Plans have been released for the Farrell Centre, a new on-campus multipurpose exhibition and events space dedicated to addressing the big questions facing architecture and urbanism in the coming decades. It will be named after Sir Terry Farrell, who studied at Newcastle in the fifties before embarking on a successful career as an architect and planner, and has worked on local projects including The Centre for Life, the Hancock Museum and Newcastle’s Quayside development.
The centre will house a gallery, exhibition and events space designed to flexibly accommodate a wide, interdisciplinary programme of events, exhibitions and discussions. The “new type of public institution” will also offer subsidised studio spaces for start-ups working in the built environment, on the building’s top floor, and will open at the start of the 22/23 academic year.
Owen Hopkins, who was appointed director of the Farrell Centre back in 2019, envisions a strong relationship between the university, its students and the Centre:
We hope, at the very least, students will be a core part of our audience.
But we also hope that students will be able to contribute to the programme as well, which can work in a number of ways. I've run a couple of different research projects for master's students who are basically undertaking a research project, which contributes in some way to the Centre. The first one was about the Urban Room itself. The second one is about a project that may eventually become an exhibition.
So there's opportunities there, there's also opportunities for working directly with some of the [School of Architecture’s design] studios. So maybe down the line, once we're up and running, some of the studio subjects could have an output at the Farrell Centre in mind, whether that's work being made for an exhibition, or whether the exhibition itself is the work.
If students want to go on and do something, and it fits with our overall ambitions, then that's great. We can offer curatorial and organisational expertise and experience to help shape and guide as much or as little as is necessary or useful.

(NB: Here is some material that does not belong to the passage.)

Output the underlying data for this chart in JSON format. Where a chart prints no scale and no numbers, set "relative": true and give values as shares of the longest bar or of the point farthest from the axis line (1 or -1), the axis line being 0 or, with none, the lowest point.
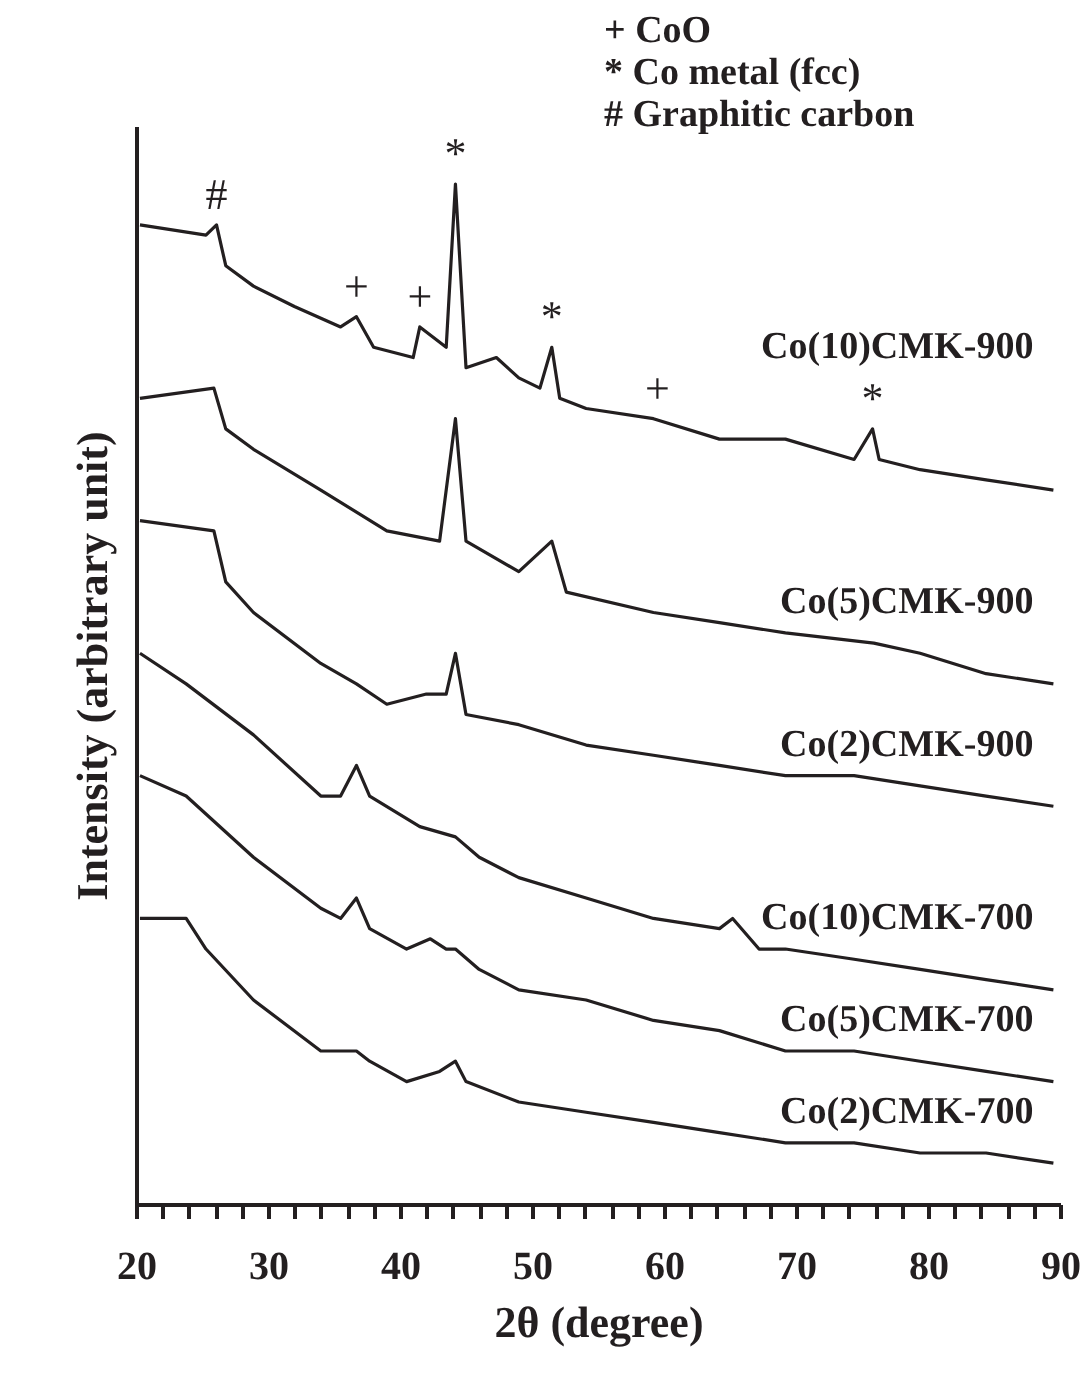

The centre also hopes to be a way to help retain graduating architecture students in Newcastle. Hopkins intends for the careers service to be linked to the studio space for start-ups available on the top floor of the Farrell Centre, and wants to use the space as a way to say “actually you can start a practice in Newcastle and there's plenty of work so that some of the opportunities that you'll get in a city of this size are far bigger than you might get in the City of London.”
The Farrell Centre focuses on the concept of the ‘Urban Room’, recommended by Terry Farrell in the 2014 Farrell Review as a space for a city's citizens to come and engage in debates about architecture and planning, and have a say in their city’s future. This will serve as a place for more democratic and accessible discussion around the big questions facing architecture, planning and cities in the coming decades. As Hopkins says:
What the Farrell Centre can do is to connect the public - not just a segment of the public, but everyone, is our aspiration - with these debates, because for them to be meaningful, they need to have the voices of the community. Otherwise, it's just debates and discussions that are sort of self referential.
There’s this interesting activist, sort of bottom up aspect to it, of engaging the public, connecting them with what can seem distant, remote, inaccessible language of Architecture and Planning, and through that hopefully agitating for positive change.
The goal of the Farrell Centre is to engage people with architecture in cities, to empower them to get involved and agitate and demand better.
These urban questions, which the Farrell Centre hopes to host activities to facilitate discussion about, include thinking about what cities should do with post-retail spaces.
You read every day, the stats of something like one in seven units on high streets are currently unoccupied. I mean, it's kind of staggering. And it's hard to think what's going to fill those spaces and particularly for a city like Newcastle, which has historically been an industrial city, but has also been a shopping city. And yes, it still has Fenwick, one of the small, still surviving small chains of department stores, there's still a big John Lewis. And there's now a massive, gaping hole where Debenhams was. And what's going to fill that building?
Hopkins is also interested in the future of the central motorway, a very useful piece of city infrastructure, but also one which is widely considered by most urbanists as disastrous. This urban issue is something which, as he puts it, “the type of thing that afflicts many cities, across Britain and indeed across, certainly the US, and much of the Western world because this was a sort of playbook of urban renewal in the 1960s.”
This nods to another one of the centre’s aims, which is to encourage collaboration and connection between Newcastle and other cities, to help address urban issues on a wider, more impactful scale.
Sir Terry Farrell commented on the centre to the university:
The Farrell Centre will realise my combined visions for an urban room for Newcastle alongside a vibrant and multi-dimensional hub in which architecture/planning professionals can grow new businesses and interact with the public in a dedicated space that champions conversation and the exchange of ideas and creativity. I can think of no greater honour than to have this building in my name.